Damaged pipeline will be examined

By JIM HALEY

Herald Writer

A petroleum pipeline company, under fire since a fatal accident more than a year ago, will dig up and examine 35 dented or corroded sections of its 16-inch line that runs through Snohomish County.

What the company termed "anomalies" were found earlier by running detection gear through the line that runs from Ferndale in Whatcom County to Renton in King County.

The 35 inspection points were the most discovered in any one of the four counties involved, altogether 94 anomalies were detected, BP/Olympic Pipe Line Co. spokesman Dan Cummings said.

How much of the dented pipe will be replaced is unknown, Cummings said. That will be up to the federal Office of Pipeline Safety.

The company also will add or replace eight valves within the county.

The only pipe section that will be replaced for sure is the crossing under the Stillaguamish River east of I-5, Cummings said. That section contains suspect pipe of the type that burst during a water-pressure test in Bellingham right after the fatal explosion.

This is the first time the company has identified sites where potential problems were located. The company is in the process of notifying local government officials of its intentions and is seeking permits for digging that may be required in roadways or near streams.

The pipeline has been closed since the June 1999 fuel leak and explosion in Bellingham that took three young lives. A parallel 20-inch line is still delivering petroleum products.

The company, which went through a major management shift in July, is trying to re-establish credibility and gain the confidence of the public.

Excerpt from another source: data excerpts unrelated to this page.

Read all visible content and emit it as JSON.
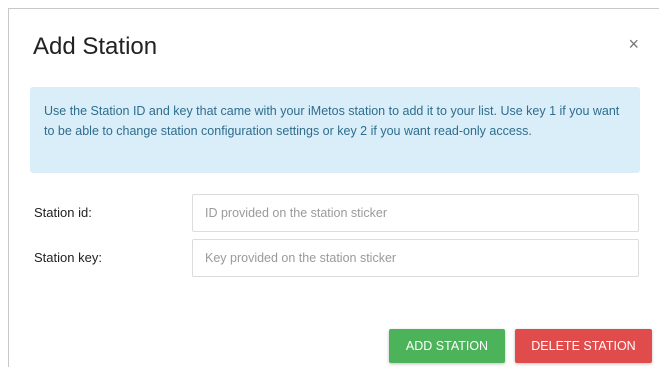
{
  "modal": {
    "title": "Add Station",
    "close_symbol": "×",
    "info_text": "Use the Station ID and key that came with your iMetos station to add it to your list. Use key 1 if you want to be able to change station configuration settings or key 2 if you want read-only access."
  },
  "form": {
    "station_id": {
      "label": "Station id:",
      "value": "",
      "placeholder": "ID provided on the station sticker"
    },
    "station_key": {
      "label": "Station key:",
      "value": "",
      "placeholder": "Key provided on the station sticker"
    }
  },
  "buttons": {
    "add_label": "ADD STATION",
    "delete_label": "DELETE STATION"
  },
  "colors": {
    "info_bg": "#d9eef8",
    "info_text": "#2f6d8e",
    "add_button": "#4db35b",
    "delete_button": "#e04b4b"
  },
  "icons": {
    "close": "close-icon"
  }
}
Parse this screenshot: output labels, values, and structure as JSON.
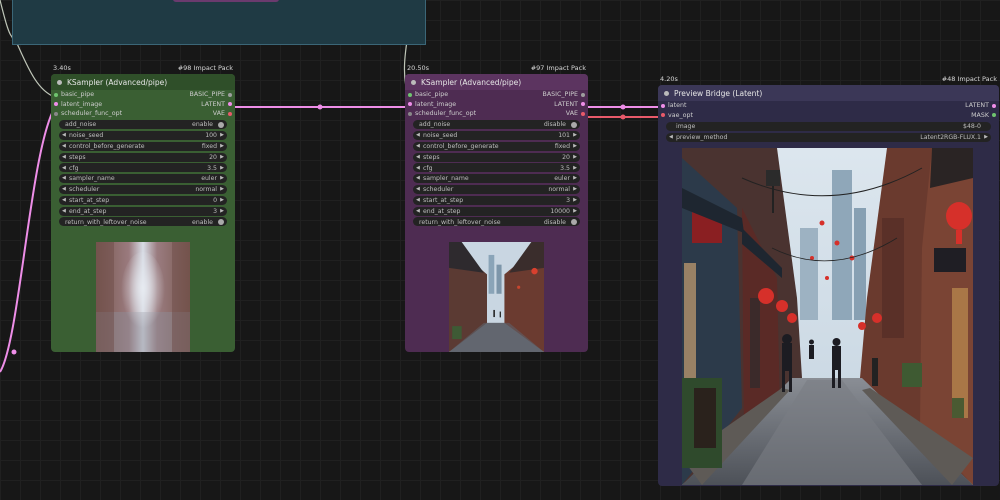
{
  "nodes": [
    {
      "id": "n1",
      "time": "3.40s",
      "pack": "#98 Impact Pack",
      "title": "KSampler (Advanced/pipe)",
      "io": [
        {
          "in": "basic_pipe",
          "out": "BASIC_PIPE"
        },
        {
          "in": "latent_image",
          "out": "LATENT"
        },
        {
          "in": "scheduler_func_opt",
          "out": "VAE"
        }
      ],
      "widgets": [
        {
          "label": "add_noise",
          "value": "enable",
          "toggle": true
        },
        {
          "label": "noise_seed",
          "value": "100"
        },
        {
          "label": "control_before_generate",
          "value": "fixed"
        },
        {
          "label": "steps",
          "value": "20"
        },
        {
          "label": "cfg",
          "value": "3.5"
        },
        {
          "label": "sampler_name",
          "value": "euler"
        },
        {
          "label": "scheduler",
          "value": "normal"
        },
        {
          "label": "start_at_step",
          "value": "0"
        },
        {
          "label": "end_at_step",
          "value": "3"
        },
        {
          "label": "return_with_leftover_noise",
          "value": "enable",
          "toggle": true
        }
      ]
    },
    {
      "id": "n2",
      "time": "20.50s",
      "pack": "#97 Impact Pack",
      "title": "KSampler (Advanced/pipe)",
      "io": [
        {
          "in": "basic_pipe",
          "out": "BASIC_PIPE"
        },
        {
          "in": "latent_image",
          "out": "LATENT"
        },
        {
          "in": "scheduler_func_opt",
          "out": "VAE"
        }
      ],
      "widgets": [
        {
          "label": "add_noise",
          "value": "disable",
          "toggle": true
        },
        {
          "label": "noise_seed",
          "value": "101"
        },
        {
          "label": "control_before_generate",
          "value": "fixed"
        },
        {
          "label": "steps",
          "value": "20"
        },
        {
          "label": "cfg",
          "value": "3.5"
        },
        {
          "label": "sampler_name",
          "value": "euler"
        },
        {
          "label": "scheduler",
          "value": "normal"
        },
        {
          "label": "start_at_step",
          "value": "3"
        },
        {
          "label": "end_at_step",
          "value": "10000"
        },
        {
          "label": "return_with_leftover_noise",
          "value": "disable",
          "toggle": true
        }
      ]
    },
    {
      "id": "n3",
      "time": "4.20s",
      "pack": "#48 Impact Pack",
      "title": "Preview Bridge (Latent)",
      "io": [
        {
          "in": "latent",
          "out": "LATENT"
        },
        {
          "in": "vae_opt",
          "out": "MASK"
        }
      ],
      "image_widget": {
        "label": "image",
        "value": "$48-0"
      },
      "widgets": [
        {
          "label": "preview_method",
          "value": "Latent2RGB-FLUX.1"
        }
      ]
    }
  ],
  "colors": {
    "sampler1_title": "#2f4f29",
    "sampler1_body": "#3a5f33",
    "sampler2_title": "#5c3460",
    "sampler2_body": "#4e2c52",
    "preview_title": "#3b3757",
    "preview_body": "#2e2b47",
    "wire_latent": "#ee8ee8",
    "wire_vae": "#e85a6a"
  }
}
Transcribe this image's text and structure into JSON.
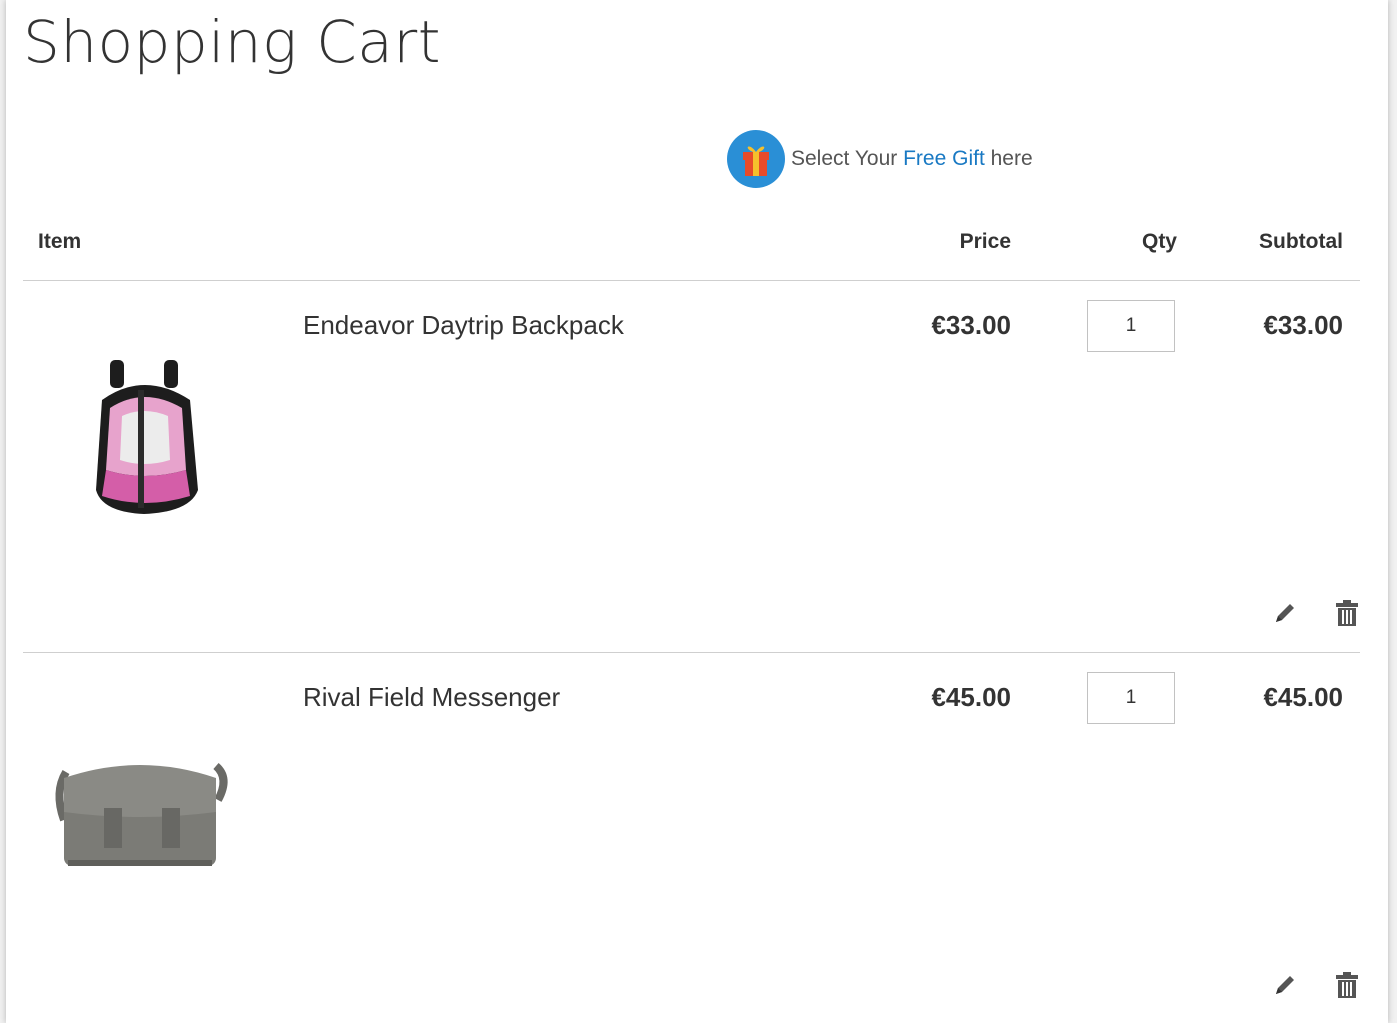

The company marked areas for excavation that would not require inspection under normal circumstances, Cummings said.

"We identified these for visual inspection and the vast majority do not warrant visual inspection under industry standards," Cummings said. "It’s a very conservative criteria. We are doing that in order to improve and gain the confidence of the people who live along the pipeline corridor."

The decision to visually inspect the 35 problem areas in Snohomish County will help that goal, county Executive Bob Drewel said Wednesday.

"This is a welcome and absolutely appropriate activity," Drewel said. "I think it reaffirms the recent comments by the company about safety-concern issues."

Digging up those sections is "a major step," Drewel added. "You can’t replace it unless you dig in the ground."

The planned work at the Stillaguamish is the department’s biggest concern. The valve is meant to help stem the flow of oil products in case there is a leak, Cummings said.

Olympic will start inspection work next week in Skagit County and will move southward. Construction crews may be seen in the area as early as mid-October.

When the inspections and necessary repairs are complete, the company plans to test the line with high-pressure water, something government officials have been seeking for more than a year.